La Valletta sembrava riposare tranquilla nel suo passato, nel ventre del Mediterraneo, in un isolamento tale che forse a mettere in quarantena lei e la sua isola era statolo stesso Zeus, per un antico peccato o una pestilenza più antica ancora. La Valletta era talmente in pace con se stessa che bastava osservarla da una minima distanza perché deteriorasse, trasformandosi in mero oggetto di curiosità. Cessava di essere qualcosa di vivo e pulsante e veniva assorbita nell’immobilità testuale della propria storia. (Thomas Pynchon, V)
Ancora oggi, nonostante i restauri e la rinascita del centro storico, Valletta è una città di affascinanti rovine, con i suoi palazzi disabitati che ancora lasciano intuire un passato aristocratico o perlomeno di alta borghesia, gli edifici diroccati, gli infissi e le porte scrostate, le vecchie insegne che come le gallaria, non si smetterebbe mai di fotografare e che danno l’impressione che il tempo si sia fermato agli anni 50 o 60. Si cammina in un eterno fermo immagine su cui si posa indifferente la polvere degli anni. Una polvere che sparge sulla città una patina vintage che la fa assomigliare ad altre città portuali apparentemente molto distanti. Per questo Valletta assomiglia ad Anversa e Riga, anch’esse punti di intersezione in cui la storia ha lasciato più volte il segno nel corso dei secoli, in cui le culture si sono sovrapposte, si sono insediate e ibridate. Valletta è in mezzo al Mediterraneo, Malta ha una cultura autoctona più antica di Stonehenge, contemporanea a Newgrange in Irlanda. Anversa e Riga sono città nordiche, anseatiche, ma il fascino delle rovine e dell’abbandono è lo stesso.

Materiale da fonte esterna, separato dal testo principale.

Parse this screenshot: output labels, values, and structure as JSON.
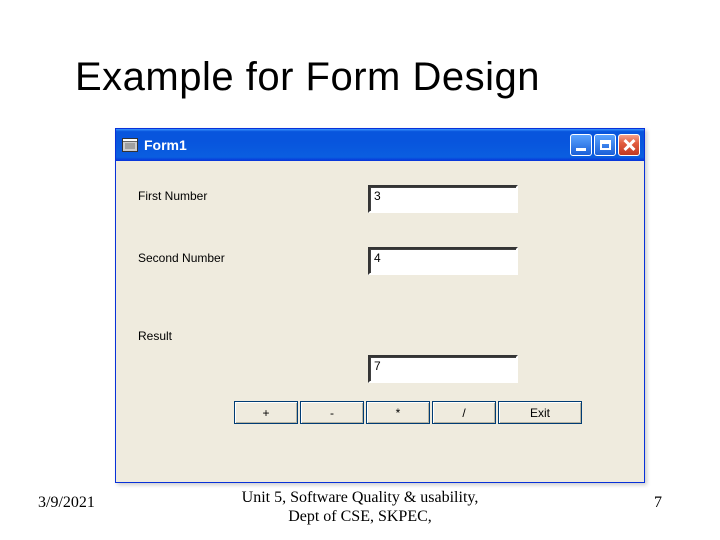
{
  "slide": {
    "title": "Example for  Form Design"
  },
  "window": {
    "title": "Form1"
  },
  "fields": {
    "first": {
      "label": "First Number",
      "value": "3"
    },
    "second": {
      "label": "Second Number",
      "value": "4"
    },
    "result": {
      "label": "Result",
      "value": "7"
    }
  },
  "buttons": {
    "add": "+",
    "subtract": "-",
    "multiply": "*",
    "divide": "/",
    "exit": "Exit"
  },
  "footer": {
    "date": "3/9/2021",
    "center_line1": "Unit 5, Software Quality & usability,",
    "center_line2": "Dept of CSE, SKPEC,",
    "page": "7"
  }
}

Oltre alle insegne e alle finestre colorate, Valletta è una città scandita da nicchie e statue agli angoli delle strade. Nel 1569 l’ingegnere Laparelli fu sostituito da Girolamo Cassar che cambiò il progetto originale: eliminò le vie sinuose ai lati delle arterie principali, impose una griglia regolare di vie, ma decorò gli incroci. Così Valletta divenne una città di statue e di immagini religiose che dalle chiese si riversano sulle strade.
Dal passato di Valletta arrivano le sue Voci Perdute. Lost voices of Malta è un doppio cd che raccoglie incisioni degli anni ‘30 di cantanti e musicisti maltesi. Al principio del 1931 un gruppo di musicisti salpò dal porto di Valletta diretto a Tunisi con l’obiettivo di effettuare le prime registrazioni di musica maltese. Questo diede vita a un fenomeno che investì la società dell’epoca: sull’isola si diffusero grammofoni e 78 giri, mezzo di intrattenimento casalingo e specchio sonoro che, per la prima volta, rifletteva l’identità maltese attraverso canzoni folkloriche di provenienza rurale, parlanti (le storie comiche), musiche da sala da ballo suonata dalle orchestre dei frivoli anni ‘30, periodo di interludio fra le due guerre, e infine le canzoni in stile operistico che attestano l’influenza della cultura latina nella Malta di inizio XIX secolo.
Il progetto è stato concepito e realizzato da Andrew Alamango, già fondatore degli Etnika con Ġużi Gatt, Steve Borġ and Ruben Zahra. Alamango ha curato anche il libro e la digitalizzazione dei 78 giri che ha reperito tramite passaparola, sull’isola e all’estero, chiedendo ad amici e conoscenti di frugare tra gli scaffali dei dischi, in cantina e in soffitta.